The announcement followed a plea by the Russian-appointed leader of the region for Russia to assist in relocating residents. The statement by the leader, Volodymyr Saldo, seemed timed to deflect attention from Russian forces who, since Monday, have killed more than three dozen Ukrainians in a barrage of missile strikes on towns and cities.
Mr. Saldo, who is viewed as a traitor by the government in Kyiv, said that because of attacks by Ukrainian forces, residents should head to the Crimean Peninsula, which has been controlled since 2014 by Russian forces, or to Russia itself.
Anton Gerashchenko, an adviser to Ukraine’s Interior Ministry, said in a post on Telegram that Mr. Saldo’s appeal was evidence of panic.
Since Moscow launched its full-scale invasion of Ukraine in February, thousands of people have been detained and deported into Russia from areas of the country that it controls, according to U.S. intelligence assessment. That process is known as filtration. Thousands of civilians also have fled Kherson in recent weeks and entered territory controlled by Ukraine, often heading first to the city of Zaporizhzhia, northeast of Kherson Province.

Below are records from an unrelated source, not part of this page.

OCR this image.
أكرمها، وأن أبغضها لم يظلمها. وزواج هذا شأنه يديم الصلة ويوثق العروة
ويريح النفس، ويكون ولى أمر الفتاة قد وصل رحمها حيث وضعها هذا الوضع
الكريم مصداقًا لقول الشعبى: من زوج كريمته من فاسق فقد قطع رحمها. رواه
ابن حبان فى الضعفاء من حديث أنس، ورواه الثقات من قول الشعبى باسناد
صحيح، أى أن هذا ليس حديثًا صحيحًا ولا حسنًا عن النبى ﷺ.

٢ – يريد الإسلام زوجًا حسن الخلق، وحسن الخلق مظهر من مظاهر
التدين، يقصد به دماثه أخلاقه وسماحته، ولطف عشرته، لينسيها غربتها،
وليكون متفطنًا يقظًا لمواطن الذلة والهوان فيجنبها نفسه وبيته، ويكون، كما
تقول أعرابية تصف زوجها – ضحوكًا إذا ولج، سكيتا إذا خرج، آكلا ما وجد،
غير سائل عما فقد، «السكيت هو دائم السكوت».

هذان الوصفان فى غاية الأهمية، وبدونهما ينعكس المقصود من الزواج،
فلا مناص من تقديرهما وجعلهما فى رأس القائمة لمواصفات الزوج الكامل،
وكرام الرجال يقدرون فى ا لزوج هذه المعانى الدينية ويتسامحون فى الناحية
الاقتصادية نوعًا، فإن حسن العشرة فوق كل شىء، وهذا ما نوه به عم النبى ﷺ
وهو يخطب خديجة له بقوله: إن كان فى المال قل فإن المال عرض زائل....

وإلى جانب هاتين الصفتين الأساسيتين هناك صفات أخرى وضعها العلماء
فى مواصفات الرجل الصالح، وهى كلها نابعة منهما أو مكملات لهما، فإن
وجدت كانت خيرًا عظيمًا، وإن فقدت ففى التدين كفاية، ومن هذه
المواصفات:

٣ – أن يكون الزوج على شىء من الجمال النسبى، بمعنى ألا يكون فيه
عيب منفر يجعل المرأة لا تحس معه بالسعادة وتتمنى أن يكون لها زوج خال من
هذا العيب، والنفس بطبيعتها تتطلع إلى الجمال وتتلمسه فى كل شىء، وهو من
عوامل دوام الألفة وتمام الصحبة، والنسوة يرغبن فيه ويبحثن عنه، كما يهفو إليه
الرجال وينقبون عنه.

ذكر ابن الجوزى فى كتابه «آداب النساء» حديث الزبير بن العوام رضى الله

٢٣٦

Russian forces have launched a series of attacks on civilians. In the most deadly example, at least 30 people were killed on Sept. 30 in a missile strike on a convoy of vehicles leaving Zaporizhzhia. Russia says it does not attack civilians and has accused Ukraine of hitting civilian targets in areas that it controls.
Kherson is one of four Ukrainian provinces that President Vladimir V. Putin said last week were being annexed to Russia. President Volodymyr Zelensky of Ukraine, as well as governments around the world, say the annexation is illegal. Mr. Saldo said Ukraine’s missile strikes were a reprisal for the annexation.
Russia appointed Mr. Saldo in the spring after its forces took over Kherson, a province north of the Crimean Peninsula that is bisected by the Dnipro River. Ukraine said in late August that it was mounting a counteroffensive to reclaim land in the south, and Ukrainian authorities said recently that they had reclaimed hundreds of square miles of territory in Kherson, as well as a string of villages.
The counteroffensive has pushed Russian forces back in some places and has also placed pressure on the thousands of soldiers Moscow has stationed in the city of Kherson, which is on the river’s western bank. Ukraine has cut four bridges close to the city and has also pinpointed Russian military infrastructure in the province, using artillery supplied by the West.
Mr. Saldo said that the evacuation, which was organized initially by local authorities, applied to people who lived on both banks of the river.
“We, the inhabitants of the Kherson region, of course, know that Russia does not abandon its own people,” he said, “and Russia always lends a shoulder where it is difficult.”